Santé : le « rationnement implicite » des soins pour les groupes les plus pauvres ressort du rapport de l’ACLI, de la CAF ACLI, de NeXt Economia et de l’Université Tor Vergata

Malgré le caractère universaliste du Service National de Santé (NHS), l’accès aux soins en Italie est aujourd’hui fortement conditionné par la capacité économique des individus.
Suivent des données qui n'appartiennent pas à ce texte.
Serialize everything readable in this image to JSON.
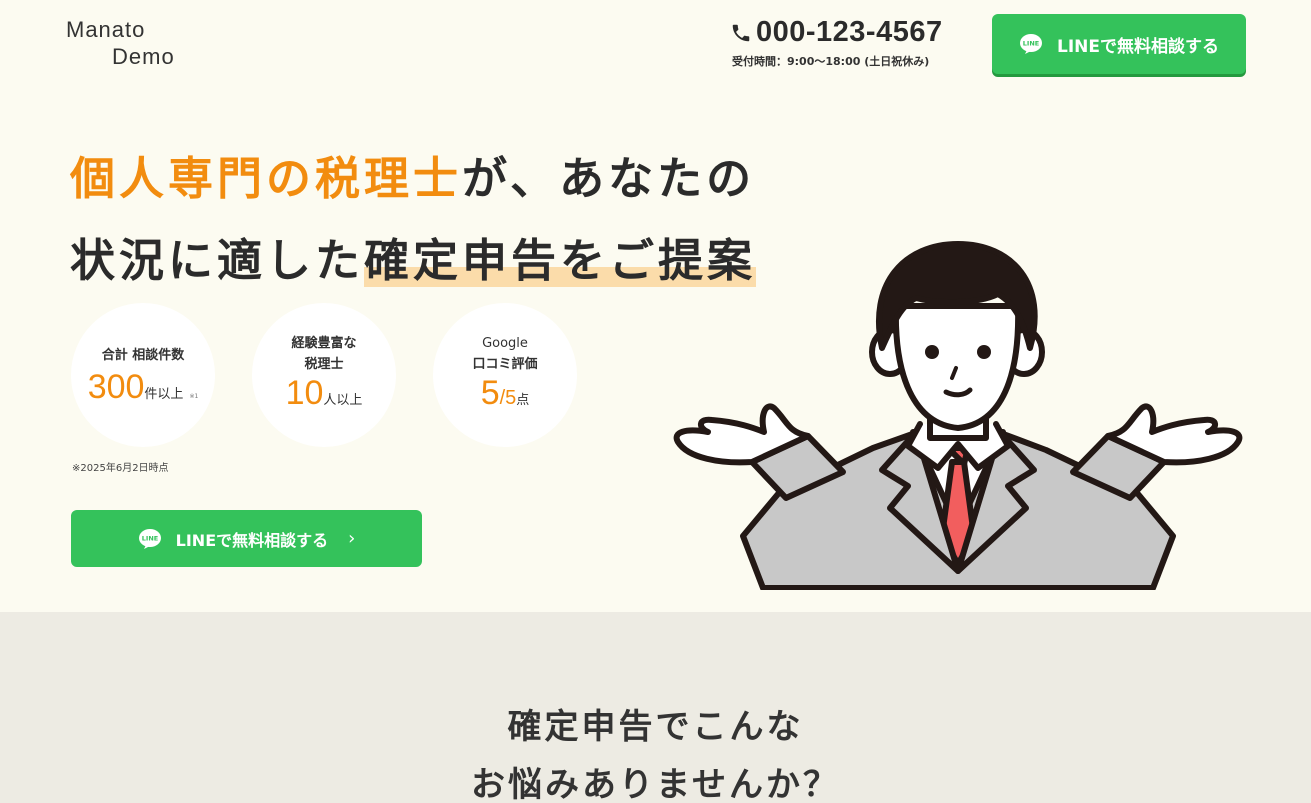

C’est ce qui ressort du rapport « Quand l’argent ne suffit pas – Le rationnement des soins de santé en Italie », réalisé par l’ACLI, la CAF ACLI, NeXt Nuova Economia per Tutti et l’Université de Rome Tor Vergata et avec le soutien de la Comipa, de la Federcasse BCC, de la Fédération Lombarda BCC et de la Fédération Toscana BCC et de l’IREF. La recherche, basée sur l’analyse de plus de 8 millions de déclarations de revenus (formulaire 730) entre 2019 et 2024, documente l’existence d’un rationnement implicite des soins de santé. En divisant la population en 5 tranches de revenus, du plus faible au plus élevé, les dépenses moyennes « directes » et hors quote-part de santé, on constate que les contribuables aux revenus les plus élevés dépensent en moyenne entre quatre et cinq fois plus que les contribuables aux revenus les plus faibles. Un phénomène dû aux limites d’accès aux soins de santé publics (longs délais d’attente et carences dans les services de soins non urgents) qui poussent ceux qui en ont les moyens vers le secteur privé, laissant derrière eux les groupes les plus vulnérables.